Deux physiothérapeutes au Sénégal

Anik Bélanger et Myriam Gauvin, deux physiothérapeuthes, témoignent de leur expérience de trois semaines au Sénégal à titre de coopérantes volontaires.

Semaine 1
Voilà que nous venons de terminer notre première semaine ici au Sénégal ! Ouff.. tant de belles expériences en si peu de temps ! Anik et moi sommes plus que chanceuses de pouvoir vivre ces moments si précieux. Chaque jour est une nouvelle aventure et nous profitons de chaque seconde en terre sénégalaise. Une des choses qui nous surprend ici est la bonté sans mesure des habitants que nous croisons. Partout, les gens prennent le temps de venir nous saluer et nous serrer la main, du plus jeune au plus vieux. Ces salutations sont toujours accompagnées d’un magnifique sourire qui éclaire si bien leur visage. Nous n’avons jamais reçu autant d’amour que depuis que nous avons déposé les pieds ici et nous en sommes très reconnaissantes. Il n’y a pas seulement le soleil du Sénégal qui est chaud, mais bien le cœur des habitants. Nous nous sentons les bienvenues.
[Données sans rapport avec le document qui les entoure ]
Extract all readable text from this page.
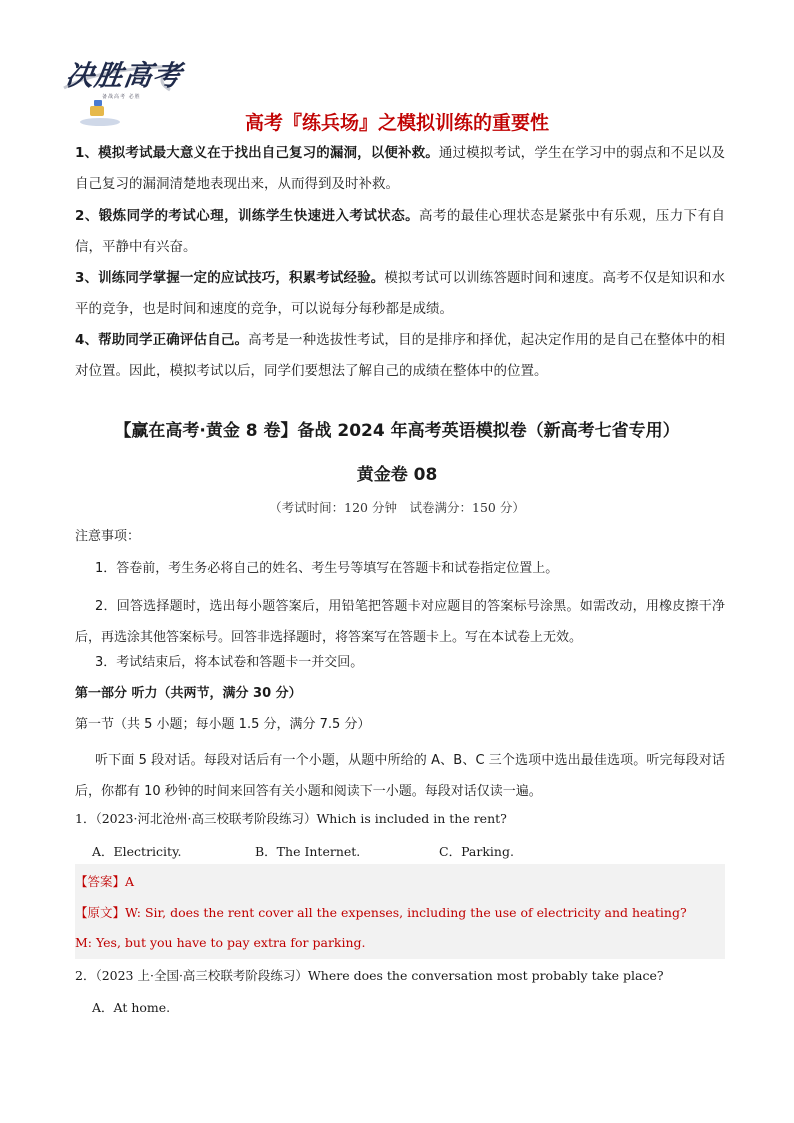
决胜高考
备战高考 必胜
高考『练兵场』之模拟训练的重要性
1、模拟考试最大意义在于找出自己复习的漏洞，以便补救。通过模拟考试，学生在学习中的弱点和不足以及自己复习的漏洞清楚地表现出来，从而得到及时补救。
2、锻炼同学的考试心理，训练学生快速进入考试状态。高考的最佳心理状态是紧张中有乐观，压力下有自信，平静中有兴奋。
3、训练同学掌握一定的应试技巧，积累考试经验。模拟考试可以训练答题时间和速度。高考不仅是知识和水平的竞争，也是时间和速度的竞争，可以说每分每秒都是成绩。
4、帮助同学正确评估自己。高考是一种选拔性考试，目的是排序和择优，起决定作用的是自己在整体中的相对位置。因此，模拟考试以后，同学们要想法了解自己的成绩在整体中的位置。
【赢在高考·黄金 8 卷】备战 2024 年高考英语模拟卷（新高考七省专用）
黄金卷 08
（考试时间：120 分钟　试卷满分：150 分）
注意事项：
1．答卷前，考生务必将自己的姓名、考生号等填写在答题卡和试卷指定位置上。
2．回答选择题时，选出每小题答案后，用铅笔把答题卡对应题目的答案标号涂黑。如需改动，用橡皮擦干净后，再选涂其他答案标号。回答非选择题时，将答案写在答题卡上。写在本试卷上无效。
3．考试结束后，将本试卷和答题卡一并交回。
第一部分 听力（共两节，满分 30 分）
第一节（共 5 小题；每小题 1.5 分，满分 7.5 分）
听下面 5 段对话。每段对话后有一个小题，从题中所给的 A、B、C 三个选项中选出最佳选项。听完每段对话后，你都有 10 秒钟的时间来回答有关小题和阅读下一小题。每段对话仅读一遍。
1．（2023·河北沧州·高三校联考阶段练习）Which is included in the rent?
A．Electricity.	B．The Internet.	C．Parking.
【答案】A
【原文】W: Sir, does the rent cover all the expenses, including the use of electricity and heating?
M: Yes, but you have to pay extra for parking.
2．（2023 上·全国·高三校联考阶段练习）Where does the conversation most probably take place?
A．At home.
De Dakar à Mbar en passant par Ndiaganiao, il est très difficile de passer inaperçue. Notre peau blanche en fait réagir plus d’un. Ici, nous sommes surnommées les «toubabs» qui signifie blanche en Wolof. C’est magique de voir les enfants nous regarder avec les yeux brillants d’émerveillement. On se fait scruter de la tête aux pieds et on s’y plait bien.

En seulement quelques jours, nous avons déjà vécu plusieurs belles rencontres et moments touchants. Et oui, nous avons déjà pleuré de joie. Que ce soit notre passage dans un mariage Sénégalais, une partie de soccer improvisée avec des jeunes enfants dans une ruelle, la naissance d’un enfant ou bien lorsque des jeunes adolescentes chantent pour nous, ces moments resteront gravés dans notre mémoire pour toujours.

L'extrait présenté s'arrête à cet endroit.